Formal FDA requests for recall are rare since companies almost always voluntarily recall suspect products. And in circumstances when a formal request is made, companies usually comply.
“There have been no other instances in recent years when a firm has refused to recall its food products subsequent to an FDA-requested recall,” Cianci said.
Westco/Westcott declined SN's request for comment, but owner Jacob Moradi told ABC News that he decided not to recall product since he had the nuts tested at an FDA-approved lab and they all came back negative for contamination. He contends that a recall would be too financially damaging.

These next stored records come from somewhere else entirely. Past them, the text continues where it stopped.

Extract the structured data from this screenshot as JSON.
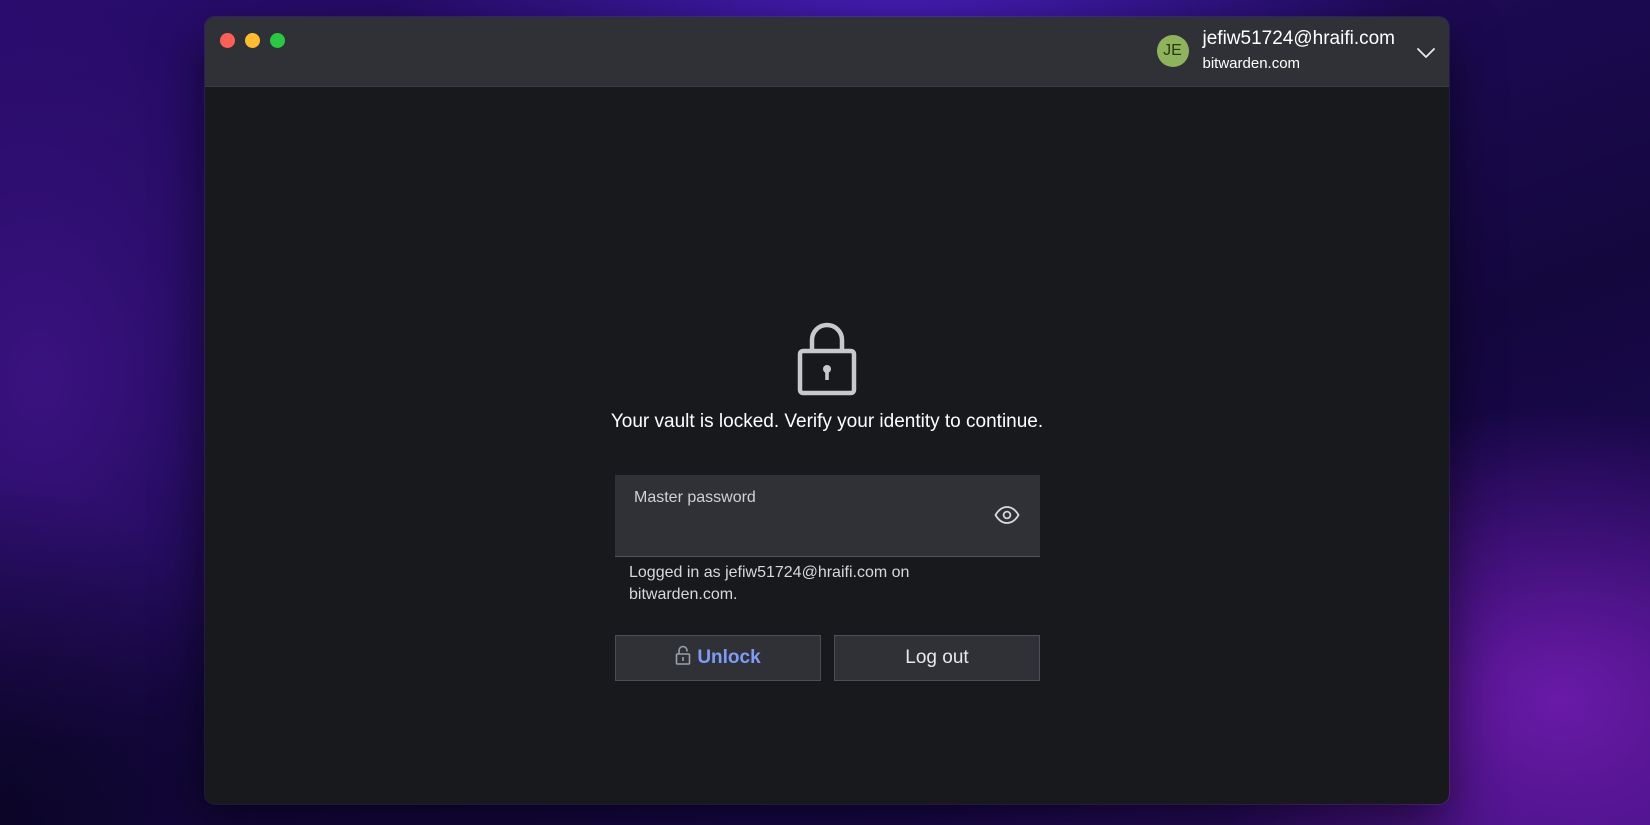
{
  "account": {
    "initials": "JE",
    "email": "jefiw51724@hraifi.com",
    "server": "bitwarden.com"
  },
  "lock_screen": {
    "message": "Your vault is locked. Verify your identity to continue.",
    "password_label": "Master password",
    "password_value": "",
    "logged_in_text": "Logged in as jefiw51724@hraifi.com on bitwarden.com.",
    "unlock_label": "Unlock",
    "logout_label": "Log out"
  },
  "icons": {
    "lock": "lock-icon",
    "eye": "eye-icon",
    "unlock": "unlock-icon",
    "chevron": "chevron-down-icon"
  },
  "colors": {
    "accent": "#7f9cf5",
    "avatar": "#8fb35c",
    "window_bg": "#17191d",
    "titlebar_bg": "#2f3136"
  }
}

“They are asking me to commit suicide based on presumption,” Moradi told ABC News. “They have shown no proof. We have begged them. They have no proof that anyone got sick from eating whole redskin peanuts roasted in oil.”
The FDA has no reports of illnesses or death associated with consumption of Westco/Westcott products. It urged consumers on March 23 to check their homes for peanut-derived products made by or distributed by Westco/Westcott.
It's not surprising that companies are suspicious of federal authorities.
Last year, mistakes made by the U.S. Centers for Disease Control and Prevention and the FDA cost the tomato industry about $250 million.
In June, the CDC used epidemiological evidence to link dozens of cases of the Salmonella Saintpaul strain to tomato consumption. The FDA warned consumers nationwide not to eat raw roma or round red tomatoes, and products were pulled from shelves. Despite its action, illnesses continued.
By July, 900 people in 36 states contracted the strain and the search began to include produce commonly eaten with raw tomatoes, like peppers and cilantro.
On July 30, the FDA announced that the culprit was contaminated irrigation water at a pepper farm in Mexico, but the damage to the tomato industry had already been done.
Although Moradi is trying to avoid financial loss, by refusing to recall product, Westco/Westcott is exposing itself to punitive liability, according to Bill Marler, a personal injury attorney with Marler Clark, Seattle.
“Anytime you put into the market or keep on the market a product that you know is contaminated or potentially contaminated, and that product sickens somebody, you're not just subject to compensatory damages for the illness, but you can be punished for knowingly selling a contaminated product,” Marler said.
If someone ends up getting sick from a Westco/Westcott distributed product, the company could end up having to pay millions in punitive damages, Marler added.
If passed, the FDA Food Safety Modernization Act and the Safe FEAST Act (Safe Food Enforcement, Assessment, Standards and Targeting Act of 2009) — would give the FDA authority to mandate food recalls. The action would allow for due process in the form of an informal administrative hearing that would take place no later than two days after the issuance of an order to recall.